Union Education Minister Dharmendra Pradhan introduced the Viksit Bharat Shiksha Adhishthan Bill, which seeks to establish an overarching higher education commission along with three councils for regulation, accreditation, and ensuring academic standards for universities and higher education institutions in India.
Meanwhile, the move drew strong opposition, with members warning that it could weaken institutional autonomy and result in excessive centralisation of higher education in India.
The Viksit Bharat Shiksha Adhishthan Bill, 2025, earlier known as the Higher Education Council of India (HECI) Bill, has been introduced in line with the National Education Policy (NEP) 2020.
The proposed legislation seeks to merge three existing regulatory bodies, the University Grants Commission (UGC), the All India Council for Technical Education (AICTE), and the National Council for Teacher Education (NCTE), into a single unified body called the Viksit Bharat Shiksha Adhishthan.
At present, the UGC regulates non-technical higher education institutions, the AICTE oversees technical education, and the NCTE governs teacher education in India.
Under the proposed framework, the new commission will function through three separate councils responsible for regulation, accreditation, and the maintenance of academic standards across universities and higher education institutions in the country.
According to the Bill, the present challenges faced by higher educational institutions due to the multiplicity of regulators having non-harmonised regulatory approval protocols will be done away with.
The higher education commission, which will be headed by a chairperson appointed by the President of India, will cover all central universities and colleges under it, institutes of national importance functioning under the administrative purview of the Ministry of Education, including IITs, NITs, IISc, IISERs, IIMs, and IIITs.
At present, IITs and IIMs are not regulated by the University Grants Commission (UGC).

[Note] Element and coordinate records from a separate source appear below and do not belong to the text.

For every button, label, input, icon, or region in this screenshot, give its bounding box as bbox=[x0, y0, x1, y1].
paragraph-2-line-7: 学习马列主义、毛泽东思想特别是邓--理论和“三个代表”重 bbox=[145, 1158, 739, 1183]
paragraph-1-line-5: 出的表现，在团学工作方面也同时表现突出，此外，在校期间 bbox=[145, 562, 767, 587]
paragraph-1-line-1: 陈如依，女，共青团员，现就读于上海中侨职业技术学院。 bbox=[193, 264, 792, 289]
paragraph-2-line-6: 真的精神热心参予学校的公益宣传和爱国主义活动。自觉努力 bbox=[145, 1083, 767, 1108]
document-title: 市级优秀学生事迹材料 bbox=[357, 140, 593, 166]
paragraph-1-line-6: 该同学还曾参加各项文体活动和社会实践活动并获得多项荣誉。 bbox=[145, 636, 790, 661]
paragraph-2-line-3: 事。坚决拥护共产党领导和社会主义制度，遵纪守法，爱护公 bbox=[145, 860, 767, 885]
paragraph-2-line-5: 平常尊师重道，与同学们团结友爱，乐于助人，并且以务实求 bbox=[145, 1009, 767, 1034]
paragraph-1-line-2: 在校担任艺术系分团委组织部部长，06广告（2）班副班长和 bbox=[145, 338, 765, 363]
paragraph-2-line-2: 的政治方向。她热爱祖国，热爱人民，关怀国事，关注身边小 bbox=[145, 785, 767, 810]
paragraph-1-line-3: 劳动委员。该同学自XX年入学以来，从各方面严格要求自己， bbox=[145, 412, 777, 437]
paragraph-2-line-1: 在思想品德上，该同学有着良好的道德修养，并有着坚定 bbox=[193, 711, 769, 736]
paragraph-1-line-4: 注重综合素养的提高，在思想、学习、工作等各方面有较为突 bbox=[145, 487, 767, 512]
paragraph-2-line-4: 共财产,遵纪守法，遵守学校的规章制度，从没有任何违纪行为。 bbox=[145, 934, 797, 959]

Government to refer bill to JPC; Oppn slams it
The government has expressed its willingness to refer it to a joint committee after several members of the Lok Sabha expressed strong opposition to the Bill, stating that they were not given time to study its provisions.
Responding to the opposition, Parliamentary Affairs Minister Kiren Rijiju said the government intends to refer the Bill to a Joint Parliamentary Committee (JPC) for detailed examination.
Congress Lok Sabha MP Manish Tewari warned that the Bill could result in “excessive centralisation” of higher education. He argued that the proposed law violates the constitutional division of legislative powers between the Union and the states.
According to him, the Bill goes beyond setting academic standards and intrudes into areas such as administration, affiliation, and the establishment and closure of university campuses. These matters, he said, fall under Entry 25 of the Concurrent List and Entry 32 of the State List, which cover the incorporation and regulation of state universities.
Tewari further stated that the Bill suffers from “excessive delegation of legislative power” to the proposed commission. He pointed out that crucial aspects such as accreditation frameworks, degree-granting powers, penalties, institutional autonomy, and even the supersession of institutions are left to be decided through rules, regulations, and executive directions. He argued that this amounts to a violation of established constitutional principles governing delegated legislation.
Under the Bill, the regulatory council will have the power to impose heavy penalties on higher education institutions for violating provisions of the Act or related rules. Penalties range from ₹10 lakh to ₹75 lakh for repeated violations, while establishing an institution without approval from the commission or the state government could attract a fine of up to ₹2 crore.
Concerns were also raised by members from southern states over the Hindi nomenclature of the Bill. N.K. Premachandran, an MP from the Revolutionary Socialist Party representing Kollam in Kerala, said even the name of the Bill was difficult to pronounce.
He pointed out that under Article 348 of the Constitution, the text of any Bill introduced in Parliament must be in English unless Parliament decides otherwise.
DMK MP T.M. Selvaganapathy also criticised the government for naming laws and schemes only in Hindi. He said the Constitution clearly mandates that the nomenclature of a Bill should be in English so that citizens across the country can understand its intent.
Congress MP S. Jothimani from Tamil Nadu’s Karur constituency described the Bill as another attempt to impose Hindi and termed it “an attack on federalism.”